Admission to all screenings is free. The schedule is as follows:

'Ninotchka' (1939) January 9: Luminous Greta Garbo surprised audiences with her first comedy, a charming tale of a severe Soviet envoy who succumbs to the splendors of Paris (with the help of dapper Melvyn Douglas). This Ernst Lubitsch-directed gem, one of the prizes of Hollywood’s greatest year, was remade as the Fred Astaire musical "Silk Stockings" (1957).

'Rebecca' (1940) January 16: Alfred Hitchcock’s first American film, and his only Best Picture Oscar winner, was producer David O. Selznick’s first movie after "Gone with the Wind." A love story and a psychological thriller, "Rebecca" made a star of Joan Fontaine as a naïve young woman who marries a wealthy man of mystery (Laurence Olivier), a situation made more overwhelming by Fontaine’s interactions with a memorably intimidating housekeeper (Judith Anderson).

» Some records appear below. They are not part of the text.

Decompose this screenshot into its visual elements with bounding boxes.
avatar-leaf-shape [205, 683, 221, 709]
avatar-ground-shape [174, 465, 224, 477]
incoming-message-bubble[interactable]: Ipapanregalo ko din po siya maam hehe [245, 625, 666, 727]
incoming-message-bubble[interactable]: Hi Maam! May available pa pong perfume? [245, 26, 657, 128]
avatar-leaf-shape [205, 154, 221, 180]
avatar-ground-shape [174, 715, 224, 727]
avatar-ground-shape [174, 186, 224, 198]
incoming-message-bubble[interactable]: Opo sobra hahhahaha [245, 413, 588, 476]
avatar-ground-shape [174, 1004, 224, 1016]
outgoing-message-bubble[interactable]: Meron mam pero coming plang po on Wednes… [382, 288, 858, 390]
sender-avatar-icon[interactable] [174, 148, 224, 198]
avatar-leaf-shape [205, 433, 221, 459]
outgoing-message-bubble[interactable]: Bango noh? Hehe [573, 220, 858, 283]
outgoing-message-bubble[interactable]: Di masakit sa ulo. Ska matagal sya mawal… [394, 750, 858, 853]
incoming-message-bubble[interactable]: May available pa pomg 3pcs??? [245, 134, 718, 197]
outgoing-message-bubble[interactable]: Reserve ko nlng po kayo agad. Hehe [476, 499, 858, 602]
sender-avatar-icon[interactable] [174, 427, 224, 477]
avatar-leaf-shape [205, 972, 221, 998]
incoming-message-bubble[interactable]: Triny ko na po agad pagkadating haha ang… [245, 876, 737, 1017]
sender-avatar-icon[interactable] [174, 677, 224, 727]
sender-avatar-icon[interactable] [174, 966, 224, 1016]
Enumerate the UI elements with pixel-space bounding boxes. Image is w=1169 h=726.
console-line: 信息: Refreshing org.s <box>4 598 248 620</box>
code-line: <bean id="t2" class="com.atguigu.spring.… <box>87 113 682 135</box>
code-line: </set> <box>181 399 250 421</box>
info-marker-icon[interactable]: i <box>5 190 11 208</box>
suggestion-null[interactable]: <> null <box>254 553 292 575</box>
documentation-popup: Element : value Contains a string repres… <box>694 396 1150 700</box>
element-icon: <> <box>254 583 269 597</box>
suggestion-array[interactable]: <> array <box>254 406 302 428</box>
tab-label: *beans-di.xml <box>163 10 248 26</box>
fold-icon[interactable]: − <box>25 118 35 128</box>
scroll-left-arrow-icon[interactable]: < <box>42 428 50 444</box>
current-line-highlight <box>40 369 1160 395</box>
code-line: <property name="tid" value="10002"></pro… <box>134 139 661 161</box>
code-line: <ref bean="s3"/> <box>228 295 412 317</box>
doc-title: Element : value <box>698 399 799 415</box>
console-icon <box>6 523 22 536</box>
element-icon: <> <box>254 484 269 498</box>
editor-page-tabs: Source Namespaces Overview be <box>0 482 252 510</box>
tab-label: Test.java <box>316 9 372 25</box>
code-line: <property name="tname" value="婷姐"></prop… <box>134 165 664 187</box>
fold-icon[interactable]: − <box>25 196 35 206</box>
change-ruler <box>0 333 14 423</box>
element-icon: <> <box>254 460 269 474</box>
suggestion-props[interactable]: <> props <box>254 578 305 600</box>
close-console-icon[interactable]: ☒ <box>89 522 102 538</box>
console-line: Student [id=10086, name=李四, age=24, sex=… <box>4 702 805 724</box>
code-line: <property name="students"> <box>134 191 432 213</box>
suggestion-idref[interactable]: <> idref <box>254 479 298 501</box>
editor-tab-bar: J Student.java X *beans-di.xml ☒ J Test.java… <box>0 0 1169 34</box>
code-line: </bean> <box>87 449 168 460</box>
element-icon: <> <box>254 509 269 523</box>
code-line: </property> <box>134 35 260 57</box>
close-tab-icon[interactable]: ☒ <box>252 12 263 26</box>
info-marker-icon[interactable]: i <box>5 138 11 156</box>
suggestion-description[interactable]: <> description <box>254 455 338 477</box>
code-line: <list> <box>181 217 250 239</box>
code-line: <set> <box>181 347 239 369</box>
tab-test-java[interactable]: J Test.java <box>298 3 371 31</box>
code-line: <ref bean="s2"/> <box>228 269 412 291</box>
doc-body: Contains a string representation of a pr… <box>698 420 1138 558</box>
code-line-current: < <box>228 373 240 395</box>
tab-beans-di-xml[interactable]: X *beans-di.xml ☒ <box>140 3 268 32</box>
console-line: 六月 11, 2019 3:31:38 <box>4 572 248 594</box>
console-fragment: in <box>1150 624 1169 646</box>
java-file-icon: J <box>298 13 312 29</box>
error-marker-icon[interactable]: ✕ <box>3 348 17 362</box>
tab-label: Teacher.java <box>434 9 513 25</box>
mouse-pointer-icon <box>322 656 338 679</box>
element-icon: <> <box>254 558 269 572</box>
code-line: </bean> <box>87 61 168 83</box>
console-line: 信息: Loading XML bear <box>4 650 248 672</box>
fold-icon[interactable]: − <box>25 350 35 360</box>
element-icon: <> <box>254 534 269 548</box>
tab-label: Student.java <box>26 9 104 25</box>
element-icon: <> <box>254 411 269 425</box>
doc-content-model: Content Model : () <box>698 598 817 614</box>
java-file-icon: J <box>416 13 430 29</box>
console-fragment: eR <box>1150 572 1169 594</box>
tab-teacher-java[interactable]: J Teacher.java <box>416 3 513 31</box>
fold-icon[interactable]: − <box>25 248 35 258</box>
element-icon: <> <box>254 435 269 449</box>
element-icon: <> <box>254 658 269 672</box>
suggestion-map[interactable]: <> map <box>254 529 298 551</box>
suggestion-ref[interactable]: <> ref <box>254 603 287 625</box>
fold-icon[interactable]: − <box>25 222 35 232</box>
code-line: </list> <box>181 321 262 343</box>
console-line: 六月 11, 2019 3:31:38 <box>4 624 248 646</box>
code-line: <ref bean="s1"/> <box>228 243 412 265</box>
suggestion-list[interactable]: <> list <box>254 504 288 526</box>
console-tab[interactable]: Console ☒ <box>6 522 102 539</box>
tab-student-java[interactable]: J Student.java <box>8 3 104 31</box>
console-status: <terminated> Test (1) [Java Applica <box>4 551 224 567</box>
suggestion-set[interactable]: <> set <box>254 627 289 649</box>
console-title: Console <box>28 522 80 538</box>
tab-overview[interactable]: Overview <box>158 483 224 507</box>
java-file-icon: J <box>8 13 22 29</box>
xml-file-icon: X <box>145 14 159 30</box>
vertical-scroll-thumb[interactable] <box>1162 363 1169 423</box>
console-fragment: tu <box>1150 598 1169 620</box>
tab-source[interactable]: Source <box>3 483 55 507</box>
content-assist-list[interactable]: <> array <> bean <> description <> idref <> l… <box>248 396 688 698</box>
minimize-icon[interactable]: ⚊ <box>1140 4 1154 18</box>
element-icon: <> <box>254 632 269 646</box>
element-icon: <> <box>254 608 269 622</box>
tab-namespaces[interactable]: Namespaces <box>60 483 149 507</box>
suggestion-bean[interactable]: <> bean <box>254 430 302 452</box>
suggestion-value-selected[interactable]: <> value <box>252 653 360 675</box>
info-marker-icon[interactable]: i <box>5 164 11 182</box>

'The Swan' (1956) January 23: Before leaving Hollywood to become a real-life princess, Grace Kelly played a fictional princess in this enchanting piece of Cinderella whimsy, a gorgeous and colorful wide-screen MGM production. Kelly must choose between a prince (Alec Guinness) and a commoner (Louis Jourdan) and, in the process, she gives the best performance of her brief but impressive film career.

'Born Yesterday' (1950) January 30 – Repeating her Broadway triumph, Judy Holliday won the Best Actress Oscar (beating Bette Davis in "All About Eve" and Gloria Swanson in "Sunset Boulevard") for her hilarious performance as the seemingly dimwitted mistress of crooked Broderick Crawford. When brainy William Holden is hired to educate Holliday, well, things won’t ever be the same. Directed by the peerless George Cukor, and based on Garson Kanin’s smash-hit play, it’s laugh-out-loud funny.

The Old Maid (1939) February 6: In the same hallowed movie year in which she starred in "Dark Victory" and "The Private Lives of Elizabeth and Essex," Bette Davis had a third triumph in this irresistible soap opera set in the 19th century, a story of romantic rivalry between cousins (Davis and Miriam Hopkins) and the ensuing secrets they must protect as the years go by. Bring tissues!

It Happened One Night (1934) February 13: Another Best Picture Oscar winner and the granddaddy of every romantic comedy of the last 85 years, this Depression-era mega-classic (from director Frank Capra) has a runaway-bride heiress (Claudette Colbert) and a newspaperman (Clark Gable) trying not to fall in love. Both stars won Oscars for their light-comic perfection.

February 20 will be the make-up date for any movie cancelled because of bad weather. If there are no cancellations, there will be a surprise seventh movie on Feb. 20.

About John DiLeoHost John DiLeo has written six books on classic films. His first, "And You Thought You Knew Classic Movies" (St. Martin’s, 1999) was hailed by Pauline Kael as “the smartest movie quiz book I’ve ever seen.” The Washington Post has said of his second book, "100 Great Film Performances You Should Remember — But Probably Don’t (Limelight Editions, 2002), “Not only is this helpful criticism, but...can serve as balm for anyone who has ever been disgruntled by the Academy’s choices on Oscar night.”

His latest book, published in 2017, is "Ten Movies at a Time: A 350-Film Journey Through Hollywood and America 1930-1970."

DiLeo, a Milford resident, has been a contributing book reviewer for The Washington Post and frequently hosts classic-film series, appears on assorted radio programs, conducts film-history seminars, and has been an annual participant in Milford's Black Bear Film Festival.